Roma o la ilusión de Cuarón

La más reciente producción cinematográfica de Alfonso Cuarón, Roma (2018), ha tenido la visibilidad suficiente para poner sobre la mesa de discusión no sólo al cine mexicano, sino nuestra propia idiosincrasia con respecto a usos y costumbres, tanto en lo social como en lo familiar, sin dejar de lado el aspecto político e histórico, la diferencia de clases, la discriminación, la violencia y el machismo sistémico. Tales son los tópicos que aborda este filme que, si bien estuvo en algunos cines del país, fue hecho ex profeso para estrenarse en Netflix.

La trama aborda la vida de Cleo (Yalitza Aparicio), una empleada doméstica al servicio de una familia de clase media alta que durante 1971 atraviesa los típicos problemas caseros, pero todo enmarcado en la convulsión social de ese año, que el guion -también de Cuarón- hábilmente imbrica dentro de una historia emotiva que roza peligrosamente el melodrama televisivo.

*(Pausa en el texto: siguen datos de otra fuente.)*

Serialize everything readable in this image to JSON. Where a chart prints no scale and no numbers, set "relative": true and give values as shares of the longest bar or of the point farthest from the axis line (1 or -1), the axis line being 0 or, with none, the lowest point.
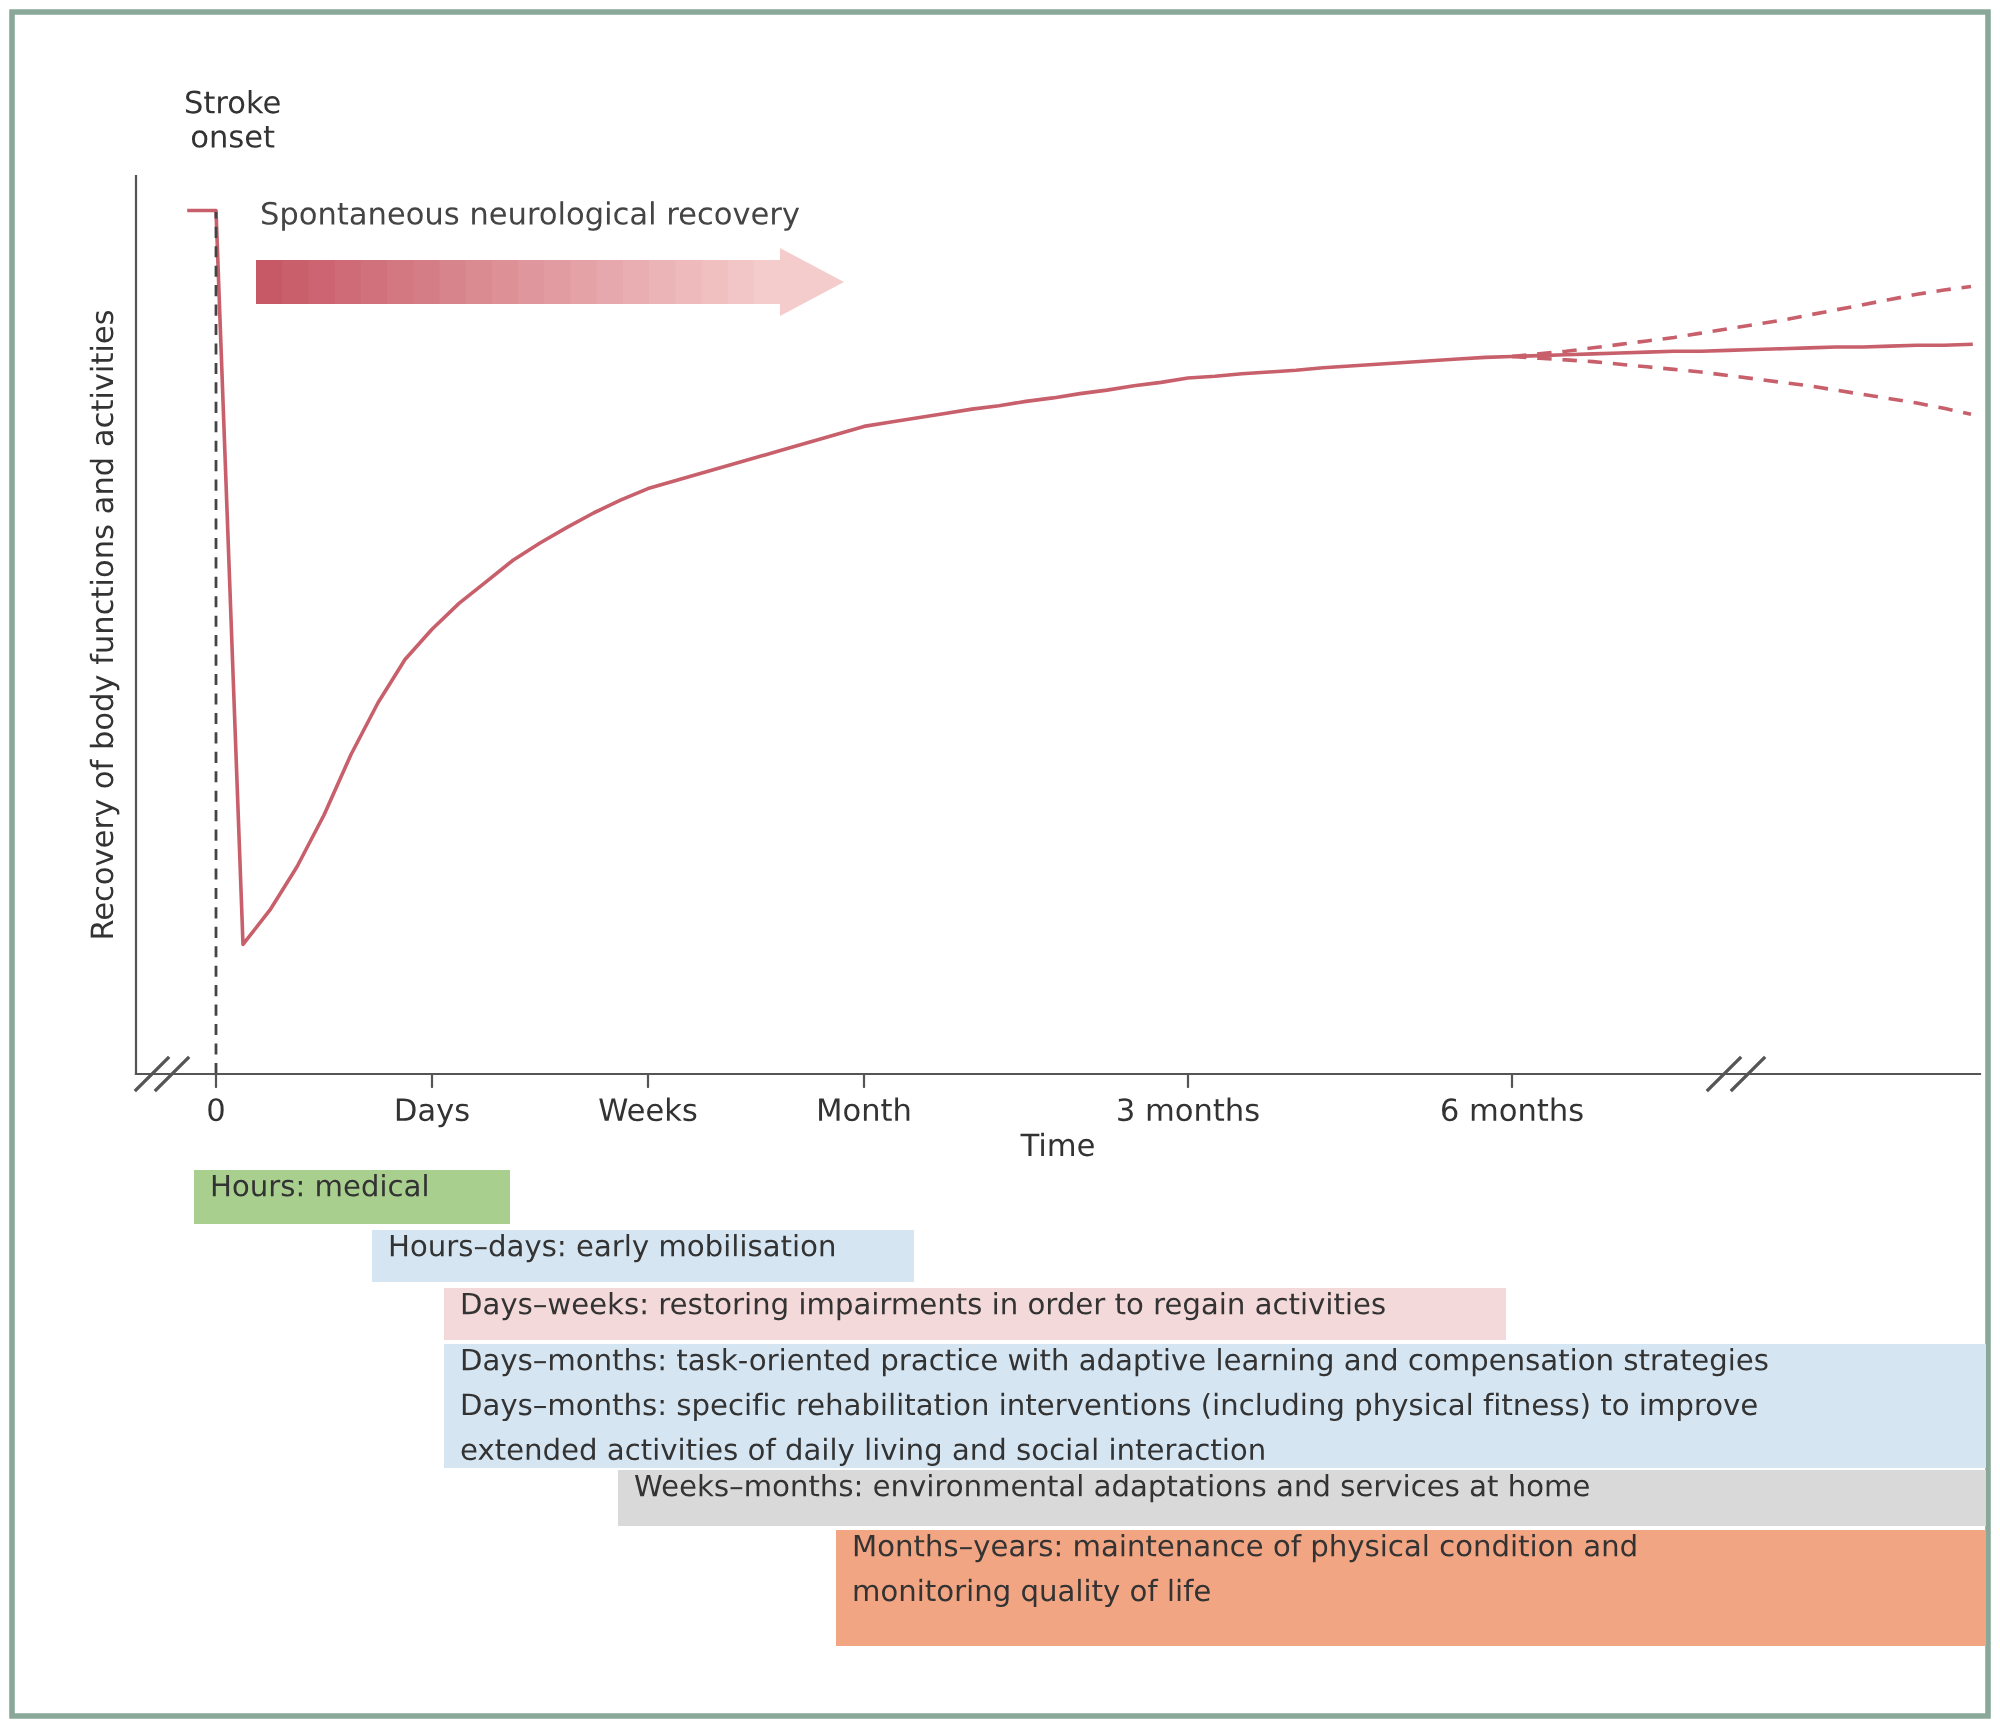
{
  "chart_data": {
    "type": "line",
    "relative": true,
    "xlabel": "Time",
    "ylabel": "Recovery of body functions and activities",
    "categories": [
      null,
      "0",
      null,
      null,
      null,
      null,
      null,
      null,
      null,
      "Days",
      null,
      null,
      null,
      null,
      null,
      null,
      null,
      "Weeks",
      null,
      null,
      null,
      null,
      null,
      null,
      null,
      "Month",
      null,
      null,
      null,
      null,
      null,
      null,
      null,
      null,
      null,
      null,
      null,
      "3 months",
      null,
      null,
      null,
      null,
      null,
      null,
      null,
      null,
      null,
      null,
      null,
      "6 months",
      null,
      null,
      null,
      null,
      null,
      null,
      null,
      null,
      null,
      null,
      null,
      null,
      null,
      null,
      null,
      null,
      null
    ],
    "series": [
      {
        "color": "#c8606c",
        "line_style": "solid",
        "values": [
          1.0,
          1.0,
          0.15,
          0.19,
          0.24,
          0.3,
          0.37,
          0.43,
          0.48,
          0.515,
          0.545,
          0.57,
          0.595,
          0.615,
          0.633,
          0.65,
          0.665,
          0.678,
          0.687,
          0.696,
          0.705,
          0.714,
          0.723,
          0.732,
          0.741,
          0.75,
          0.755,
          0.76,
          0.765,
          0.77,
          0.774,
          0.779,
          0.783,
          0.788,
          0.792,
          0.797,
          0.801,
          0.806,
          0.808,
          0.811,
          0.813,
          0.815,
          0.818,
          0.82,
          0.822,
          0.824,
          0.826,
          0.828,
          0.83,
          0.831,
          0.832,
          0.833,
          0.834,
          0.835,
          0.836,
          0.837,
          0.837,
          0.838,
          0.839,
          0.84,
          0.841,
          0.842,
          0.842,
          0.843,
          0.844,
          0.844,
          0.845
        ]
      },
      {
        "color": "#c8606c",
        "line_style": "dashed",
        "values": [
          null,
          null,
          null,
          null,
          null,
          null,
          null,
          null,
          null,
          null,
          null,
          null,
          null,
          null,
          null,
          null,
          null,
          null,
          null,
          null,
          null,
          null,
          null,
          null,
          null,
          null,
          null,
          null,
          null,
          null,
          null,
          null,
          null,
          null,
          null,
          null,
          null,
          null,
          null,
          null,
          null,
          null,
          null,
          null,
          null,
          null,
          null,
          null,
          null,
          0.831,
          0.834,
          0.837,
          0.841,
          0.845,
          0.849,
          0.853,
          0.858,
          0.863,
          0.868,
          0.873,
          0.879,
          0.885,
          0.891,
          0.897,
          0.903,
          0.908,
          0.912
        ]
      },
      {
        "color": "#c8606c",
        "line_style": "dashed",
        "values": [
          null,
          null,
          null,
          null,
          null,
          null,
          null,
          null,
          null,
          null,
          null,
          null,
          null,
          null,
          null,
          null,
          null,
          null,
          null,
          null,
          null,
          null,
          null,
          null,
          null,
          null,
          null,
          null,
          null,
          null,
          null,
          null,
          null,
          null,
          null,
          null,
          null,
          null,
          null,
          null,
          null,
          null,
          null,
          null,
          null,
          null,
          null,
          null,
          null,
          0.831,
          0.829,
          0.827,
          0.825,
          0.822,
          0.819,
          0.816,
          0.813,
          0.809,
          0.805,
          0.801,
          0.797,
          0.792,
          0.787,
          0.782,
          0.777,
          0.771,
          0.764
        ]
      }
    ],
    "ref_lines": [
      {
        "axis": "x",
        "value": "0",
        "label": "Stroke\nonset",
        "color": "#444444",
        "line_style": "dashed"
      }
    ],
    "annotations": [
      "Spontaneous neurological recovery",
      "Hours: medical",
      "Hours–days: early mobilisation",
      "Days–weeks: restoring impairments in order to regain activities",
      "Days–months: task-oriented practice with adaptive learning and compensation strategies\nDays–months: specific rehabilitation interventions (including physical fitness) to improve\nextended activities of daily living and social interaction",
      "Weeks–months: environmental adaptations and services at home",
      "Months–years: maintenance of physical condition and\nmonitoring quality of life"
    ]
  }
}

Sin embargo, gracias al despliegue visual de la fotografía realizada en conjunto con Galo Olivares, el director sale airoso del reto de sumergirnos en una experiencia fílmica de primer nivel. Estamos ante un cine de autor, un autor mexicano que ha triunfado en el resto del mundo y que ha regresado al nido 5 años después de la multipremiada “Gravedad” para contarnos la que, posiblemente, sea la más personal de sus anécdotas.

No obstante, una mirada matizada, suavizada tal vez por la nostalgia que evoca en todo momento, impide que el filme complete esa narrativa circular que el director ha planteado desde el primer hasta el último plano, cuya idealización estética es el motor que impulsa un relato plagado de referencias históricas no tan sutiles, guiños personales bien logrados y una reflexión crítica de las abismales diferencias entre lo que percibimos como “identidad mexicana”.  Su ojo se dirige hacia la población más vulnerable incluso hoy en pleno siglo XXI: la de piel morena y origen indígena, a los cuales les da voz, pero paralelamente, se desdibuja en un tibio apunte a partir de una perspectiva que surge desde la óptica del privilegio, rozando apenas la superficie.

El abuso del paneo, el travelling y planos secuencia, hablan de una pericia técnica únicamente al servicio de la forma, descuidando el fondo y llevándonos hacia un desenlace un tanto predecible y que en las escenas de mayor potencia visual revela también las mayores flaquezas de un guion cuyo pretendido neorrealismo mexicano termina por forzar las situaciones y su resolución, en especial hacia en las últimas escenas, reflejando también una puesta en escena binaria y arquetípica en este tipo de historias.

Resalta el trabajo actoral de Marina de Tavira, el diseño de arte y toda la producción que trajo a la vida una ciudad de México perdida en el tiempo, y que gracias a una de sus colonias emblemáticas nos ha hecho voltear a ver la acertada pero fugaz ilusión de Cuarón en la Roma.